Here is what i have so far:
1. Product HAS MANY Product_Prices
2. Product_Prices BELONGS TO Products
3. Customer HAS MANY Customer_Orders
4. Customer_Order BELONGS TO Customer
5. Customer_Order HAS MANY Customer_Order_Products
6. Customer_Order_Products BELONGS TO Customer_Order

I think that the Price for each Customer_Order_Products will be fetched by establishing a relationship to the Products table? How do we establish such a relationship?

How to get an Laravel Collection Object with the following details (I am not sure if only Eloquent returns a collection object or if its the same with Fluent):
1. Customer WITH Customer_Orders WITH Customer_Orders_Products WITH Product_Price ?

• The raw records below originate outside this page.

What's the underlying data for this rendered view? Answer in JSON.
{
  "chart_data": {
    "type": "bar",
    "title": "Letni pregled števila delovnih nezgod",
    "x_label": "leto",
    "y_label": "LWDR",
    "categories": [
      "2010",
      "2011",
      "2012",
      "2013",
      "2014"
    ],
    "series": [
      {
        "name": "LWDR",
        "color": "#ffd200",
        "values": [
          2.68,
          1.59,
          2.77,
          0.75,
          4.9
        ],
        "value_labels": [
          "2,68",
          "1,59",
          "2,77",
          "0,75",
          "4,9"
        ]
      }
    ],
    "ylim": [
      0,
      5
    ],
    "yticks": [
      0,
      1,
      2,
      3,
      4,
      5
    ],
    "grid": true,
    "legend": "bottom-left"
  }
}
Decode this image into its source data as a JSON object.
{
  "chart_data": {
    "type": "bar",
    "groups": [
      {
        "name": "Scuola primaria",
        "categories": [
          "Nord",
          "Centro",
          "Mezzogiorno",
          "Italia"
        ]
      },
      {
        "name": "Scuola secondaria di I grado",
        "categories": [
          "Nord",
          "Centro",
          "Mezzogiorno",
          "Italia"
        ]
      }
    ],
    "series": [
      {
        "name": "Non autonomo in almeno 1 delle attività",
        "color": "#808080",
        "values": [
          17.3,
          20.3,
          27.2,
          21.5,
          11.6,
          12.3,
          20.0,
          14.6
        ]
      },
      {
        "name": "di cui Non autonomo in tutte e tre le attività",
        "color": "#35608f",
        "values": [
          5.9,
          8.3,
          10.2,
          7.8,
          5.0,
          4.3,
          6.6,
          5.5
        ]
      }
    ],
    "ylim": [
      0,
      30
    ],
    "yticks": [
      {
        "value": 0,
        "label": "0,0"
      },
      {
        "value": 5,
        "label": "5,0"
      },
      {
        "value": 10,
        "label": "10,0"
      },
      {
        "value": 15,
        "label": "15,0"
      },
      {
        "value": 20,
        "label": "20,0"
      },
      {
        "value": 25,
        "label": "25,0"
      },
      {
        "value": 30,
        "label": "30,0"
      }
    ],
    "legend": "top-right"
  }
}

Also how to put constrains like:
1. Customer WITH Customer_Orders WITH Customer_Orders_Products WITH Product_Price WHERE Product_Price < Customers_Order.date_order_placed ?

Thanks

Upvotes: 0

Views: 757

Answers (2)

tharumax
tharumax

Reputation: 1261

I think de-normalizing the database to include the price in Customer_Order_Products and then use following relationship would be better idea.

class CustomerOrder {
    protected $table = 'Customer_Orders';

    ...

    public function products()
    {
        return $this->belongsToMany('Products')->withPivot('quantity','comments', 'price');
    }

    ...
}

Upvotes: 1

Abba Bryant
Abba Bryant

Reputation: 4012

In your case the Customer_Orders_Products isn't just a fancy join table, but a model of it's own with a relationship to the Product_Prices table.

Add a product_price_id to the table to map the ordered product to the price.

This adds flexibility (maybe the price is determined by volume later instead of 'recentness') at almost the same overhead cost as storing the price directly.